FRIDAY: I think that what’s happening, the trans people, the non-binary people who were just elected, that we have to acknowledge that. It’s huge. That is tremendous, that’s starting to create a space at the table, right? Now we just have to elevate and support those people to get them to the national table, to the federal table. When I think of trans people in politics, of course we have to push the trans agenda, because we are struggling and we’re fighting for basic human rights. So we have to push that agenda. That’s our number one goal at the time, but the big picture is, no, you need trans people at the table because every single person in this country needs representation. And when we get to that place of equality, it’s that everyone is there represented, and we’re not just having to represent our micro agenda just so we can have a job and not get fired for being who we are. And we can all bring all of our experience, all of our human experiences to the table, to really have a society that is joyful and free. Isn’t that really what we want? I know in my heart it’s a long process. I mean we’re talking, what, twenty, thirty years before we really see the change in our Congress and our Senate? The Mitch McConnells are still going to be there for a while.

MW: If the presidential election does turn out the way we would like things to turn out, what will you do to celebrate? How will you express your relief, gratitude, excitement, whatever it is that you’ll be feeling?

FRIDAY: I think that I will give myself a week to be like, “Yes, he’s gone.” Because to me, this is about Donald Trump being gone. This is about removing the chaos. This is a deplorable, disgusting person. So celebrate that that is gone, but quickly get back into gear. The reality that we’re pushing 300,000 people in this country have died of COVID. Black men are still being shot in the street. Trans people can’t serve in the military. We have hideous immigration issues going on. So we can take a breath, we can celebrate that Donald Trump is gone, and we’ve got to get to work. We have to use this momentum and this reality of [70] million people voting for this bizarre fascist asshole, that America is capable of living in a chaotic fascist state, and we can’t forget that. We have to get to work, seriously get to work, and get behind all of these people, all these trans people who are stepping up to be elected, Stacey Abrams, every Black leader you can find, and push, and push, and push. I think Black Lives Matter is a huge reason why Donald Trump has been removed, or I hope he’s removed. And I just want to say, it’s like, “Okay, now white people, you did not save democracy by voting for Joe Biden. He’s gone, it’s gone, get in the street.” We have to stay in the street and keep pushing.

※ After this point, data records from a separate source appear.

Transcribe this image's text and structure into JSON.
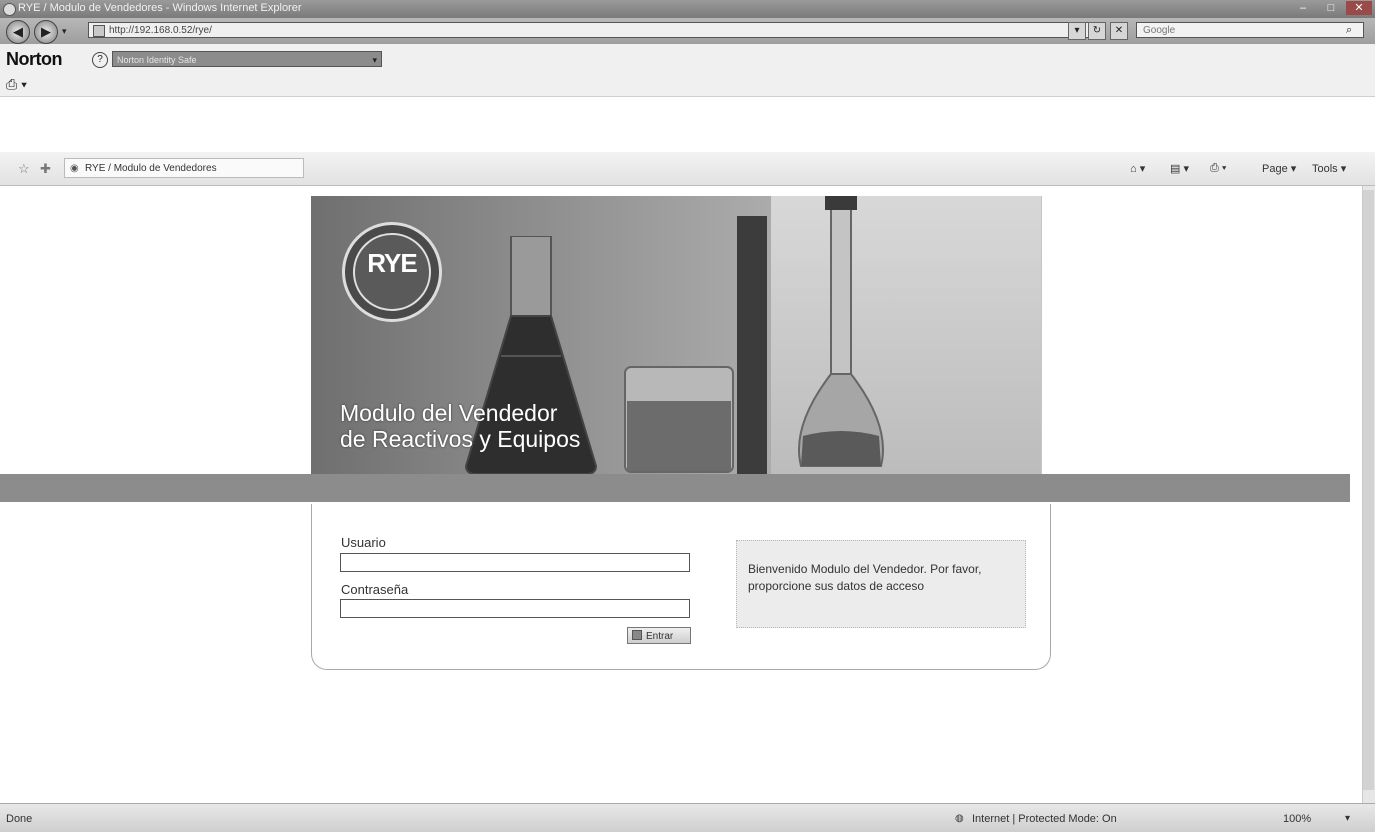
{
  "window": {
    "title": "RYE / Modulo de Vendedores - Windows Internet Explorer",
    "minimize": "–",
    "maximize": "□",
    "close": "✕"
  },
  "address_bar": {
    "url": "http://192.168.0.52/rye/",
    "back_icon": "back-arrow-icon",
    "forward_icon": "forward-arrow-icon",
    "search_placeholder": "Google",
    "refresh": "↻",
    "stop": "✕",
    "search_icon": "⌕"
  },
  "norton": {
    "logo": "Norton",
    "help": "?",
    "dropdown_value": "Norton Identity Safe",
    "dropdown_arrow": "▾"
  },
  "command_bar": {
    "tab_title": "RYE / Modulo de Vendedores",
    "page_menu": "Page ▾",
    "tools_menu": "Tools ▾",
    "home_icon": "⌂ ▾",
    "feeds_icon": "▤ ▾",
    "print_icon": "⎙ ▾"
  },
  "banner": {
    "logo_text": "RYE",
    "title_line1": "Modulo del Vendedor",
    "title_line2": "de Reactivos y Equipos"
  },
  "login": {
    "user_label": "Usuario",
    "user_value": "",
    "password_label": "Contraseña",
    "password_value": "",
    "submit_label": "Entrar",
    "welcome_text": "Bienvenido Modulo del Vendedor. Por favor, proporcione sus datos de acceso"
  },
  "status_bar": {
    "status": "Done",
    "zone": "Internet | Protected Mode: On",
    "zoom": "100%",
    "zoom_arrow": "▾"
  },
  "colors": {
    "banner_stripe": "#8c8c8c",
    "title_bar": "#8a8a8a"
  }
}
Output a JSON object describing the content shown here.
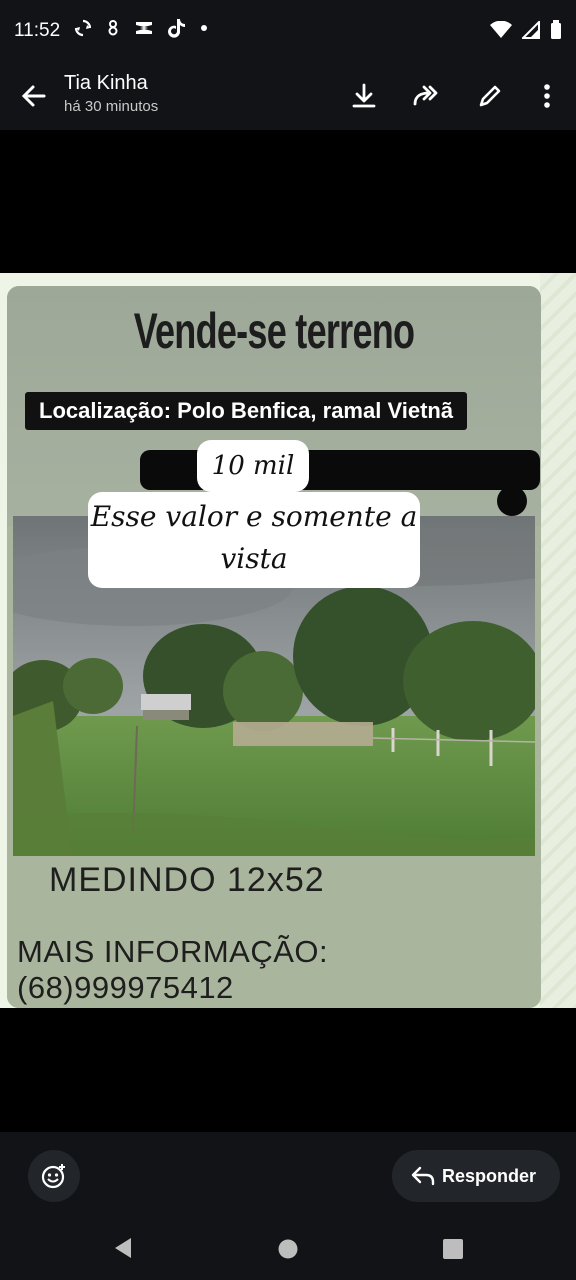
{
  "status_bar": {
    "time": "11:52"
  },
  "header": {
    "contact_name": "Tia Kinha",
    "subtitle": "há 30 minutos"
  },
  "poster": {
    "headline": "Vende-se terreno",
    "location": "Localização: Polo Benfica, ramal Vietnã",
    "price": "10 mil",
    "note": "Esse valor e somente a vista",
    "measure": "MEDINDO 12x52",
    "contact": "MAIS INFORMAÇÃO: (68)999975412"
  },
  "footer": {
    "reply_label": "Responder"
  },
  "colors": {
    "bar_bg": "#111316",
    "poster_green": "#a9b59c",
    "button_bg": "#22262b"
  }
}
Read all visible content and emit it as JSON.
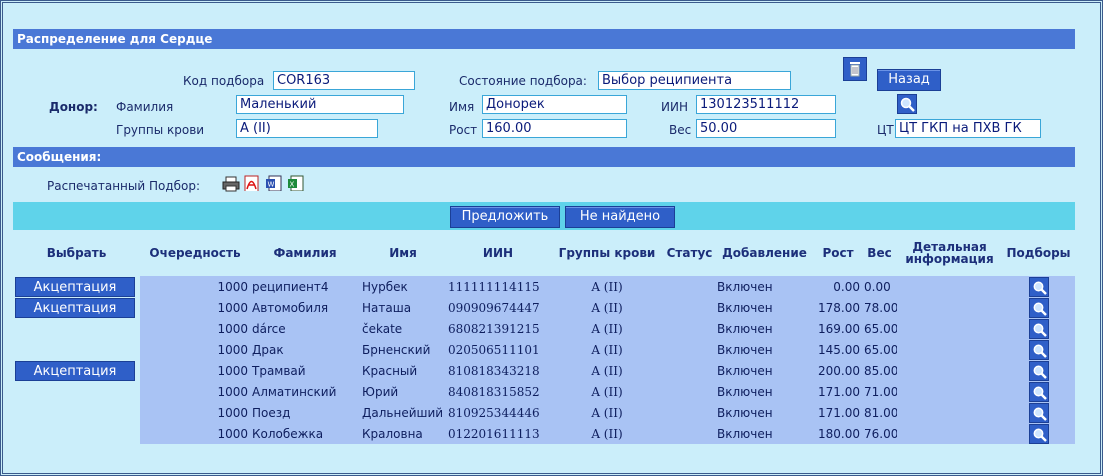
{
  "header": {
    "title": "Распределение для Сердце"
  },
  "form": {
    "code_label": "Код подбора",
    "code_value": "COR163",
    "state_label": "Состояние подбора:",
    "state_value": "Выбор реципиента",
    "back_button": "Назад",
    "donor_label": "Донор:",
    "lastname_label": "Фамилия",
    "lastname_value": "Маленький",
    "firstname_label": "Имя",
    "firstname_value": "Донорек",
    "iin_label": "ИИН",
    "iin_value": "130123511112",
    "blood_label": "Группы крови",
    "blood_value": "A (II)",
    "height_label": "Рост",
    "height_value": "160.00",
    "weight_label": "Вес",
    "weight_value": "50.00",
    "ct_label": "ЦТ",
    "ct_value": "ЦТ ГКП на ПХВ ГК"
  },
  "messages": {
    "title": "Сообщения:",
    "printed_label": "Распечатанный Подбор:"
  },
  "actions": {
    "propose": "Предложить",
    "not_found": "Не найдено"
  },
  "table": {
    "columns": [
      "Выбрать",
      "Очередность",
      "Фамилия",
      "Имя",
      "ИИН",
      "Группы крови",
      "Статус",
      "Добавление",
      "Рост",
      "Вес",
      "Детальная информация",
      "Подборы"
    ],
    "rows": [
      {
        "select": "Акцептация",
        "order": "1000",
        "lastname": "реципиент4",
        "firstname": "Нурбек",
        "iin": "111111114115",
        "blood": "A (II)",
        "status": "",
        "added": "Включен",
        "height": "0.00",
        "weight": "0.00"
      },
      {
        "select": "Акцептация",
        "order": "1000",
        "lastname": "Автомобиля",
        "firstname": "Наташа",
        "iin": "090909674447",
        "blood": "A (II)",
        "status": "",
        "added": "Включен",
        "height": "178.00",
        "weight": "78.00"
      },
      {
        "select": "",
        "order": "1000",
        "lastname": "dárce",
        "firstname": "čekate",
        "iin": "680821391215",
        "blood": "A (II)",
        "status": "",
        "added": "Включен",
        "height": "169.00",
        "weight": "65.00"
      },
      {
        "select": "",
        "order": "1000",
        "lastname": "Драк",
        "firstname": "Брненский",
        "iin": "020506511101",
        "blood": "A (II)",
        "status": "",
        "added": "Включен",
        "height": "145.00",
        "weight": "65.00"
      },
      {
        "select": "Акцептация",
        "order": "1000",
        "lastname": "Трамвай",
        "firstname": "Красный",
        "iin": "810818343218",
        "blood": "A (II)",
        "status": "",
        "added": "Включен",
        "height": "200.00",
        "weight": "85.00"
      },
      {
        "select": "",
        "order": "1000",
        "lastname": "Алматинский",
        "firstname": "Юрий",
        "iin": "840818315852",
        "blood": "A (II)",
        "status": "",
        "added": "Включен",
        "height": "171.00",
        "weight": "71.00"
      },
      {
        "select": "",
        "order": "1000",
        "lastname": "Поезд",
        "firstname": "Дальнейший",
        "iin": "810925344446",
        "blood": "A (II)",
        "status": "",
        "added": "Включен",
        "height": "171.00",
        "weight": "81.00"
      },
      {
        "select": "",
        "order": "1000",
        "lastname": "Колобежка",
        "firstname": "Краловна",
        "iin": "012201611113",
        "blood": "A (II)",
        "status": "",
        "added": "Включен",
        "height": "180.00",
        "weight": "76.00"
      }
    ]
  }
}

MW: Since we were talking about character, and individual character really played into how people voted this year, what do you think as an artist you can do to promote this idea that character matters?

FRIDAY: I’m feeling a responsibility now. I feel a responsibility as a trans woman who has a quarter of a century of experience in my trans body. And for my community, that’s a long history. And seeing what has happened, I’m like, it’s been a part of why I’m doing this. I was gone, just doing my 9-to-5, just living in the world, shopping-in-Georgetown life. And I was like, “No, I have a responsibility here to show the kind of character and the kind of bravery that trans people need to succeed in this world.” And I can take my experience and my story, and I can tell it intelligently in a fun way, in a rock and roll way, but ultimately in an intelligent way, that shows a trans experience is a human experience. And we have to make that connection so that we can create space for trans people in this world.